Phew—makes my head hurt just thinking about it. Pan Galactic Gargle Blaster, anyone?
While I could fill this list with epic terms from Dune, suspensors is among my all-time favorites. Frank Herbert didn’t invent the word itself—Merriam-Webster’s defines it as a group of cells or a part of a fungus—but he did invent the technology behind the flying contraption that allows the Baron Harkonnen and his massive girth to blob about the room cackling maniacally whenever the urge strikes.
That’s Lynch-lore, though. In Herbert-lore, suspensor platforms are based on something called the Holtzman Effect, which involves things like dimensional forces and suspensor-nullification and holographic waves. But what I really want to know is where I can get some of this tech. For when I’m feeling lazy/massive/maniacal. Don’t judge.
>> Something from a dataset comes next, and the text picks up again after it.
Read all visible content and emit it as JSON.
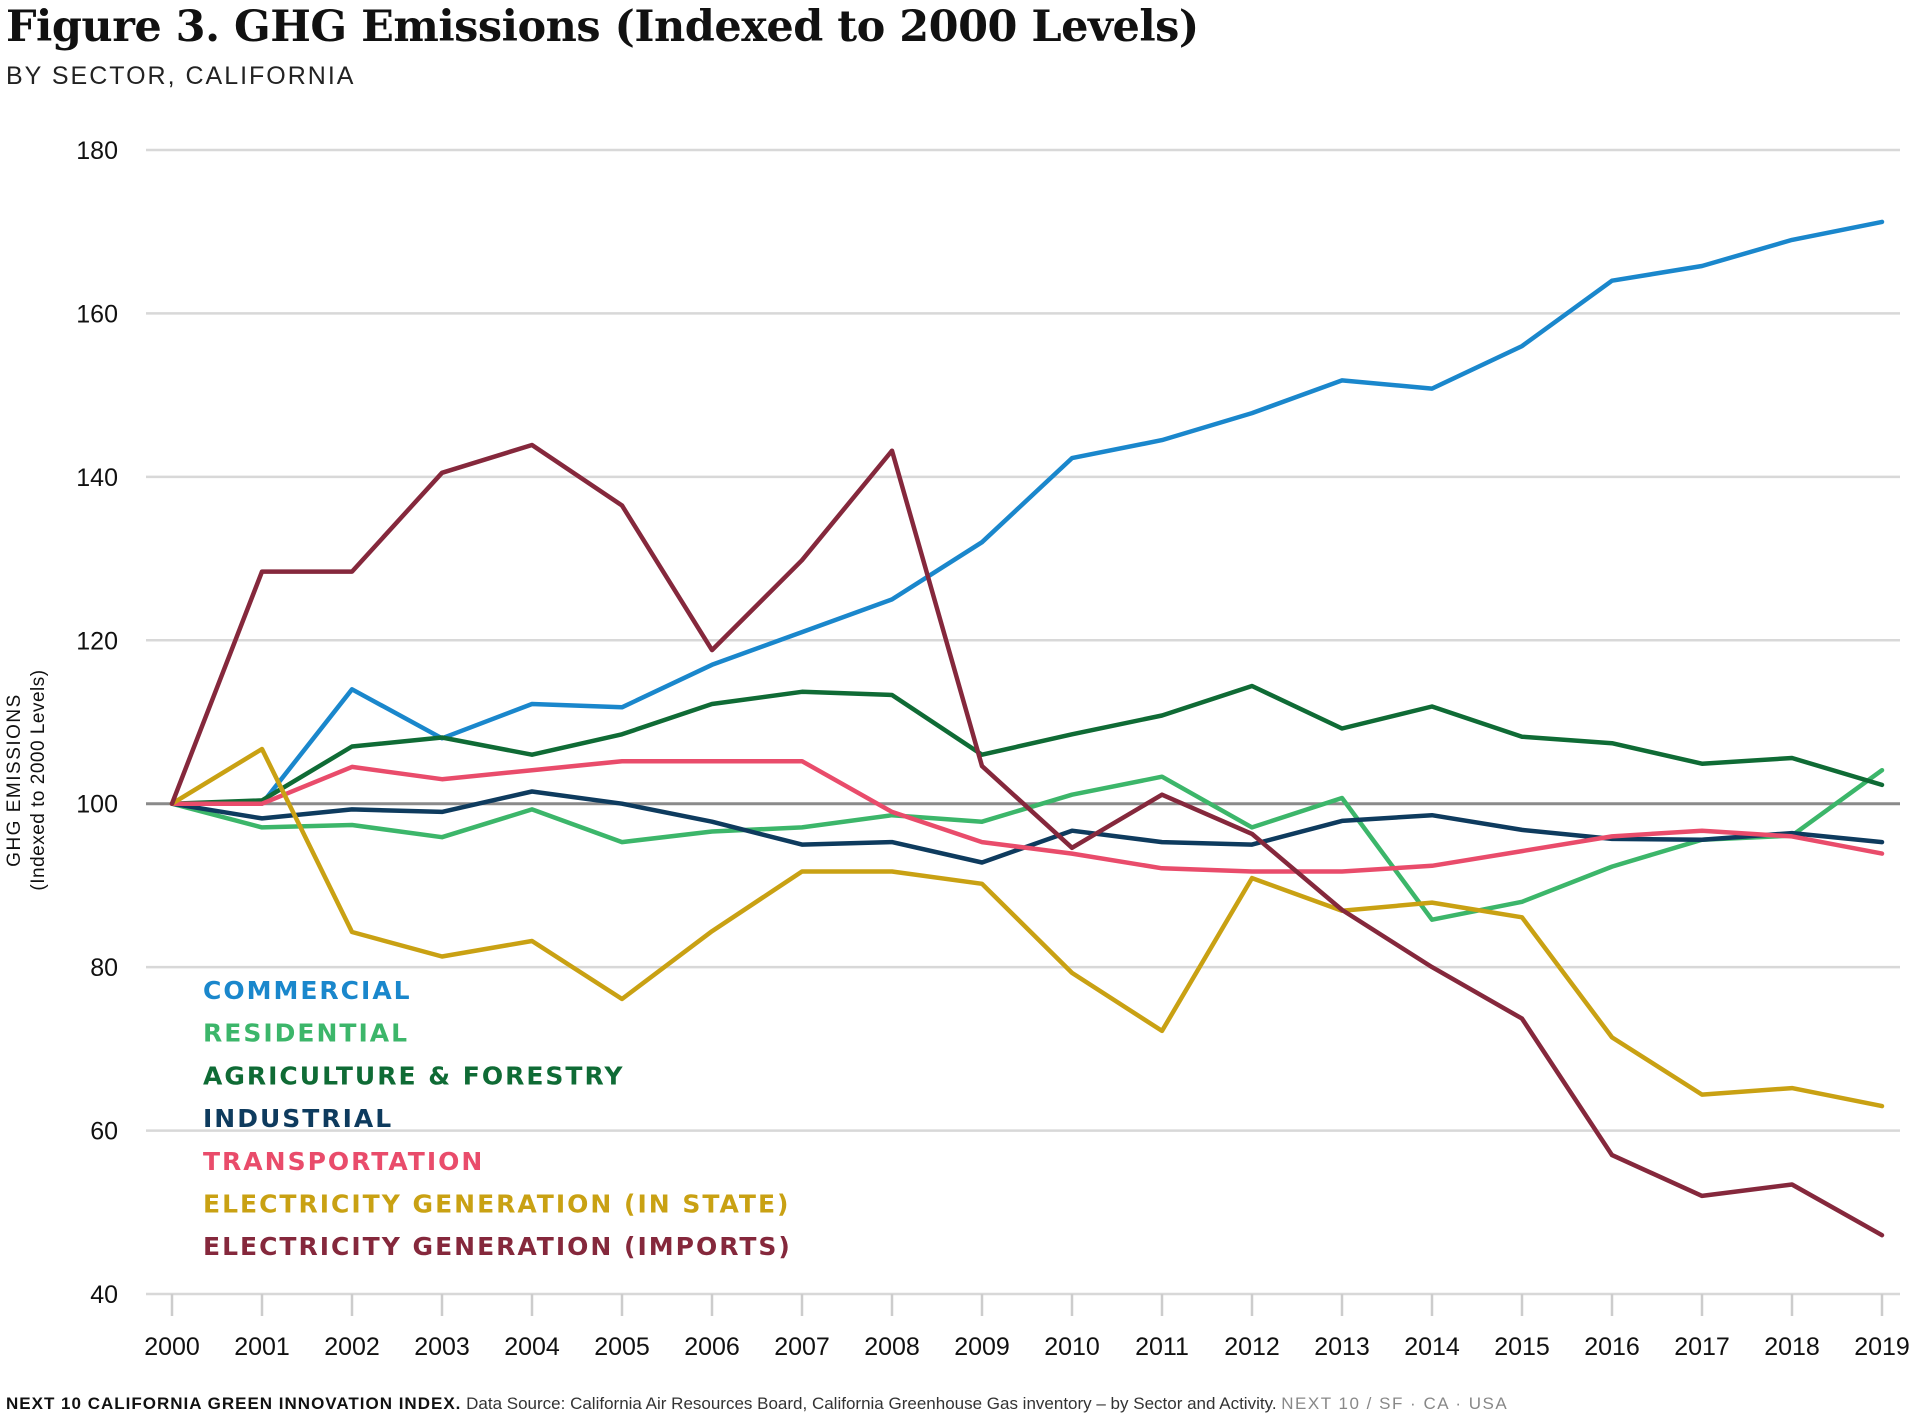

No list of made-up tech would be complete without Star Trek. And let’s face it, along with Cardassians, O’Brien, and Ten Forward, the holodeck is one of the cooler things to happen to the crew of The Next Generation. (Close runner up: Guinan’s headgear.)
Think about it: in the holodeck, all episodes are possible; the budget’s the limit! Westerns, ocean crossings, mud baths with Lwaxana, dates with Geordi, Klingon pain stuff—you name it, it can be done, and well within the standard spacefaring storyline. (And it’s always fun to see Picard wander out of a program and onto the bridge in full riding gear or something.)
Arnold Rimmer bandies it about as a matter of course; Dave Lister uses it when he’s feeling riled or defensive; even Kryton gets in on the action every now and then, despite his programming—but exactly what is a smeghead, and why does the insult sound so incredibly rude?
I’m pretty sure I read somewhere around the nerdosphere that Red Dwarf creators have sworn they had nothing specifically biological in mind when they invented the term (and I for one will happily believe them, so for Cloister’s sake, leave it alone). Suffice to say that calling someone a smeghead is an insult somewhere in the realm of “dumbdumb” or “pinhead” or maybe “poopface,” with a good amount of low-class-technician sass thrown in, making it a perfect insult for the Dwarf crew.
“I, like, totally grok you, man.”
When I think of grok—from Heinlein’s Stranger In a Strange Land—I think of hippies: passing around cosmic wisdom, deeper understanding, and rolled bits of paper, transcending verbal communication and heading right for the deepest essence of understanding.
I’m sorry to say I haven’t actually read this one since high school—but that’s pretty much what happens, right?
(Note to self: Reread Stranger In a Strange Land; stick to the Gargle Blasters.)